If then the terms are universally related, it is clear when a syllogism will be possible and not possible.

• A syllogism is possible and is created when the terms relate.

But if one term is related universally, the other in part only, to its subject, there must be

A perfect syllogism is:

• universal when one word is affirmatively or negatively relates to the major word
• particular when it relates to the minor term affirmatively

A syllogism is impossible whenever:

• the universality is posited in relation to the minor term, or
• the terms are related in any other way.*

• The ‘major’ word [idea] contains the middle.
• The ‘minor’ word [idea] comes under the middle.

Let:

• all B be A
• some C be B

It is necessary that some C is A. This is from being ‘predicated of all’.

If no B is A but some C is B, it is necessary that some C is not A. This is from ‘predicated of none’.

So there will be a perfect syllogism.*

This holds good also if the premise BC should be indefinite, provided that it is affirmative: for we shall have the same syllogism whether the premise is indefinite or particular.

But if the universality is posited with respect to the minor term either affirmatively or negatively, a syllogism will not be possible, whether the major premise is positive or negative, indefinite or particular:

For example, if some B is or is not A, and all C is B. As an example of a positive relation between the extremes take the terms good, state, wisdom: of a negative relation, good, state, ignorance.

Again if no C is B, but some B is or is not A or not every B is A, there cannot be a syllogism. Take the terms white, horse, swan: white, horse, raven. The same terms may be taken also if the premise BA is indefinite.

Nor when the major premise is universal, whether affirmative or negative, and the minor premise is negative and particular, can there be a syllogism, whether the minor premise be indefinite or particular: e.g. if all B is A and some C is not B, or if not all C is B.

For the major term may be predicable both of all and of none of the minor, to some of which the middle term cannot be attributed.

Suppose the terms are animal, man, white: next take some of the white things of which man is not predicated-swan and snow: animal is predicated of all of the one, but of none of the other.

Consequently there cannot be a syllogism. Again let no B be A, but let some C not be B.

Take the terms inanimate, man, white: then take some white things of which man is not predicated-swan and snow: the term inanimate is predicated of all of the one, of none of the other.

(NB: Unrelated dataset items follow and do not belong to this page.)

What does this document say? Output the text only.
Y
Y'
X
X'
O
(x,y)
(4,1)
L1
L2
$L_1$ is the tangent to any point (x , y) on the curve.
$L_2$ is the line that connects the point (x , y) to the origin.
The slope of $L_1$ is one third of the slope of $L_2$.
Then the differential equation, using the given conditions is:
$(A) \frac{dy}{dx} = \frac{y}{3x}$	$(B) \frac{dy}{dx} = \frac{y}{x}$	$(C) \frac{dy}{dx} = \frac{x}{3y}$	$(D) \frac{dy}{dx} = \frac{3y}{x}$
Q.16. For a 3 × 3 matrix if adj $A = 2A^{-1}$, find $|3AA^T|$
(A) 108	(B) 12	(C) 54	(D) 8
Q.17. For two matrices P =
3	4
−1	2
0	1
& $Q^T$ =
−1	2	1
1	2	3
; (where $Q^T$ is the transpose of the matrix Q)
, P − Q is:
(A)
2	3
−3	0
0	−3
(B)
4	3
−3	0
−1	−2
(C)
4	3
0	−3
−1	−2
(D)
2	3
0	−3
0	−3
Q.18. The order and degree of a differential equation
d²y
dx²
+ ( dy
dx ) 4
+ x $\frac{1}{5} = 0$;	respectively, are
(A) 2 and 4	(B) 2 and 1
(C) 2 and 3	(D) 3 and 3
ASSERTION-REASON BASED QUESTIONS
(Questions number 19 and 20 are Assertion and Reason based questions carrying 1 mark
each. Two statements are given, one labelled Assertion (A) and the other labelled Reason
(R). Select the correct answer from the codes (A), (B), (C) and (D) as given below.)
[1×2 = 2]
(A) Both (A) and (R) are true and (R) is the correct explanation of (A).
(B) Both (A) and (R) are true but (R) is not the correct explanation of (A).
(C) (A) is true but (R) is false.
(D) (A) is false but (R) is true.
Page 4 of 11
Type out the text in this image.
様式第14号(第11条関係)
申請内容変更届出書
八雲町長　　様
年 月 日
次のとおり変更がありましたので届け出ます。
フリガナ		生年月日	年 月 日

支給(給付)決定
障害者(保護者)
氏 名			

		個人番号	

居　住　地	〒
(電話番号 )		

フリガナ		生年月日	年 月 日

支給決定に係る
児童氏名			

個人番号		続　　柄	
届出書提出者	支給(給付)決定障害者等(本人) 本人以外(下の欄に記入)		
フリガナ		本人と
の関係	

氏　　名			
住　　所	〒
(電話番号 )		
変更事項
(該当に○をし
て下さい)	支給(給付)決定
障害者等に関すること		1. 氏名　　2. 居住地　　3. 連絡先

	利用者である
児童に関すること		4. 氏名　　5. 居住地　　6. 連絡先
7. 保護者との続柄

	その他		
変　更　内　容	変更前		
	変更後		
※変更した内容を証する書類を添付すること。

Further since it is indefinite to say some C is not B, and it is true that some C is not B, whether no C is B, or not all C is B, and since if terms are assumed such that no C is B, no syllogism follows (this has already been stated) it is clear that this arrangement of terms will not afford a syllogism: otherwise one would have been possible with a universal negative minor premise. A similar proof may also be given if the universal premise is negative.

Nor can there in any way be a syllogism if both the relations of subject and predicate are particular, either positively or negatively, or the one negative and the other affirmative, or one indefinite and the other definite, or both indefinite. Terms common to all the above are animal, white, horse: animal, white, stone.

If there is a syllogism in this figure with a particular conclusion, the terms must be related as we have stated: if they are related otherwise, no syllogism is possible anyhow.

In this figure:

• all the syllogisms in this figure are perfect. They are all completed by means of the premises originally taken
• all conclusions are proved by this figure, viz. universal and particular, affirmative and negative. Such a figure I call the first.